The big winner under the current arrangement is — not surprisingly — Quebec. It receives $7.6-billion annually from Ottawa — nearly half (48%) of all equalization payments made. Were “expenditure needs” taken into account, Quebec would qualify for just $4.5-billion. The extra $3.1-billion comprises a two-thirds bonus.
The big loser is Ontario. In 2010, Ontario received equalization payments of $3.7-billion. Had the higher cost of providing services there been factored in, it would have received $4.5 billion — the same as Quebec would qualify for.
What these flawed equalization calculations have led to historically is not better service in have-not provinces, but bloated public-sector payrolls. Because have-not provinces have received over-rich subsidies for so many decades, the Atlantic provinces, for instance, now have 50% more nurses than Ontario (on a per-capita basis) because Ontario only recently became a have-not province and only recently began to receive equalization.
Until recently, the Manitoba government liked to boast that it spent more per capita on health care than any other province. Recently, spend-happy Alberta surpassed Manitoba. But the old boast was a phony one, anyhow: Manitoba wasn’t spending more because it cared more or provided more services. It was outspending the other provinces because it was able to take equalization dollars it didn’t need and pump them into inflated wages for health care workers.
The Mowat Centre study uncovers — albeit in polite academic-speak — the main fraud in equalization: Most of the provinces that receive it don’t truly need it. “Most of the provinces that qualify for payments under the existing equalization system due to their low fiscal capacity, pay less than average for the goods and services they must buy (P.E.I., Nova Scotia, New Brunswick, Quebec, and Manitoba) … This lower need may offset, in whole or in part, the below average fiscal capacity that currently qualifies those same provinces for equalization.”

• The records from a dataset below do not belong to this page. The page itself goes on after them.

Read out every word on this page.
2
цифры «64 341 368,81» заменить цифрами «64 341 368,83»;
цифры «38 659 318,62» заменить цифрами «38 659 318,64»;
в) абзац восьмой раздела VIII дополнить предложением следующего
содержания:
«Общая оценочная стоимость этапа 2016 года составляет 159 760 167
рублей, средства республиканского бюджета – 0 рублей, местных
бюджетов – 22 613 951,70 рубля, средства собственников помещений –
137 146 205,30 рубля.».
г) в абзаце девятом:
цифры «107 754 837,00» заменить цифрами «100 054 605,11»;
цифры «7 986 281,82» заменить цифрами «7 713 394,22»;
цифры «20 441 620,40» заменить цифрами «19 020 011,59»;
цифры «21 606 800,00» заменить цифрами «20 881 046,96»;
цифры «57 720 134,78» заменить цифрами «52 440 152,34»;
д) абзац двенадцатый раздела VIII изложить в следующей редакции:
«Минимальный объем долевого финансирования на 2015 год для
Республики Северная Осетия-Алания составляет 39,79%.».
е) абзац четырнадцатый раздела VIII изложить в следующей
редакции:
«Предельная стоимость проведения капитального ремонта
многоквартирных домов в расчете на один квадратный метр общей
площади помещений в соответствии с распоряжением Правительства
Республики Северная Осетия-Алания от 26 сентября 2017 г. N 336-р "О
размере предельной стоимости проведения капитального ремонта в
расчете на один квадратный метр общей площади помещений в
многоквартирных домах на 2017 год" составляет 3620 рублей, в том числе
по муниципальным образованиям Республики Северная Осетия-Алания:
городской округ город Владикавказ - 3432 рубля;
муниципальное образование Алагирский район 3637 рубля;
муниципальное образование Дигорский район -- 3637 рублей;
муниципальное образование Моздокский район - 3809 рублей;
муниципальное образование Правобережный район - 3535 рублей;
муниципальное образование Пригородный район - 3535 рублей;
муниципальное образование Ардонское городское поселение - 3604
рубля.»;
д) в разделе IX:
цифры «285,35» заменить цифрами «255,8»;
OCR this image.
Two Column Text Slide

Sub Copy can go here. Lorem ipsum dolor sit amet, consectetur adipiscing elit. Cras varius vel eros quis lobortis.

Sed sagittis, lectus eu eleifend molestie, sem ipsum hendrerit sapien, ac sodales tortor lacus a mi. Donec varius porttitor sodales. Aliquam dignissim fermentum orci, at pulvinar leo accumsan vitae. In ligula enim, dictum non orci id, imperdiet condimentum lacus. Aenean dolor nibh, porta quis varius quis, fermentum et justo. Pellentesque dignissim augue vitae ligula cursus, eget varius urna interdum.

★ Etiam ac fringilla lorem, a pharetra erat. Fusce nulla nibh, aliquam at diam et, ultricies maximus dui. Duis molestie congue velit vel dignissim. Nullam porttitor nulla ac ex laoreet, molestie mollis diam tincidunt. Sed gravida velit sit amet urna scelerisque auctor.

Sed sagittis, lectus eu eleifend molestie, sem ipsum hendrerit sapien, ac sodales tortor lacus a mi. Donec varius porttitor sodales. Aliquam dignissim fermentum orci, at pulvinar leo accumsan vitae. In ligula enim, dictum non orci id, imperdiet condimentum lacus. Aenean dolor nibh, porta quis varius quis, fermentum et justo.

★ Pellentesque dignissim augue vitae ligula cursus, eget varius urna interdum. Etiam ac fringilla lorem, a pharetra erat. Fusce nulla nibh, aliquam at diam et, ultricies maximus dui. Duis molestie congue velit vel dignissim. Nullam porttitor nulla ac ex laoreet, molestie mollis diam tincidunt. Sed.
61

Not mentioned in the Mowat study, yet still very troubling, is the fact that Ontario has allowed itself to fall into such economic mediocrity. The high-tax, highspending, big-deficit, economy-smothering heavy-regulation policies of the Liberal Mcguinty government have caused Ontario to fall from a per-capita provincial GDP of 115% of the national average to 97%. A province that was once the economic engine of the country is now behind Alberta, Saskatchewan and Newfoundland and Labrador, and only just slightly ahead of Manitoba and B.C.
Yet for reasons that are hard to explain, Ontario voters keep electing a government that seems bound and determine to strangle the last ounce of economic life out of their province.